I am an artist. Been one my whole life.
I'll admit, in our mass media culture, this statement can’t be verified. I have no bestselling books to my name, or platinum albums. My films haven’t won any Oscars (yet) and I’ve never been on anyone’s short list for Poet Laureate of anywhere.
Nevertheless, I am an artist—writer, musician, poet, filmmaker, storyteller, seer of visions. It has taken quite a lot of time and effort to find the mental footing from which to say that without feeling that I’m trying to impersonate someone important and will be thrown out of the party any minute.
That’s because we—all artists and creative folk (a much larger demographic than generally recognized)—have been conditioned to think of artistry as something we do, when it is always what we are. It is hardwired into our circuitry by God himself.
Look at it this way: Being a Masai tribesman in Kenya is not a skill set or a career path. It is a person’s nature and fundamental purpose, a way of being that can’t be any other way, no matter how many missionary schools give intervention a try.

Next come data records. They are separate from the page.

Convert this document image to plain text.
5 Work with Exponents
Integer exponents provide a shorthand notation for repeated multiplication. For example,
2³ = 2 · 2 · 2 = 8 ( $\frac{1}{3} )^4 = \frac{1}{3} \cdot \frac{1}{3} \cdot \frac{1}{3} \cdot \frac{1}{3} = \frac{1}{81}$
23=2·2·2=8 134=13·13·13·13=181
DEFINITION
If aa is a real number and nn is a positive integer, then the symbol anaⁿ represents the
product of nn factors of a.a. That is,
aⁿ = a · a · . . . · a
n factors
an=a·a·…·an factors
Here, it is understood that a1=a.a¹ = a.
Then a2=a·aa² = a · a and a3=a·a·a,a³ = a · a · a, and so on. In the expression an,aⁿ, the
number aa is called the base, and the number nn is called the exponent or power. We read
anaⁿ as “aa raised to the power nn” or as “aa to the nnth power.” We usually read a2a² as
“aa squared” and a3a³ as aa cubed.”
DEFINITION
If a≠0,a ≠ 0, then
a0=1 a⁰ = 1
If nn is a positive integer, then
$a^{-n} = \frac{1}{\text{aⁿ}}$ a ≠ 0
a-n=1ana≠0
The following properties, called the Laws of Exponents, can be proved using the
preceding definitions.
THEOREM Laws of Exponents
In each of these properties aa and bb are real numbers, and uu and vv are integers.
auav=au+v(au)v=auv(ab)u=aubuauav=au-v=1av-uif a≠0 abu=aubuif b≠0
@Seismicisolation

Poet and philosopher Elsa Gidlow asked, “What if we smashed the mirrors/ And saw our true face?” Yes, let’s. I think the answer to her questions is that the world would change overnight.
But smashing mirrors takes more than a few sticky note affirmations pasted by your nightstand. To do it right means looking cultural belief-dragons right straight in the snarling face and saying, “Be gone. I don’t believe in you.” It means—heaven forbid—getting a little unruly in defense of your creative place in the cosmic order. It means deciding to be yourself out loud and on purpose.
Toni Morrison said, “We (artists) are traditionally rather proud of ourselves for having slipped creative work in there between the domestic chores and obligations. I’m not sure we deserve such big A-pluses for that.”
Here’s another from Roger Ebert: “What you do instead of your work is your real work.”
And so begins The Way of the Artful Warrior—with a shot of courage and an incitement to artistic riot! May you quickly find your voice and sound like Rafiki, the baboon shaman in Disney's The Lion King.
Simba: “Will you cut it out?” (Translation: Stop being yourself!)
Rafiki: “Can’t cut it out. It would grow right back!”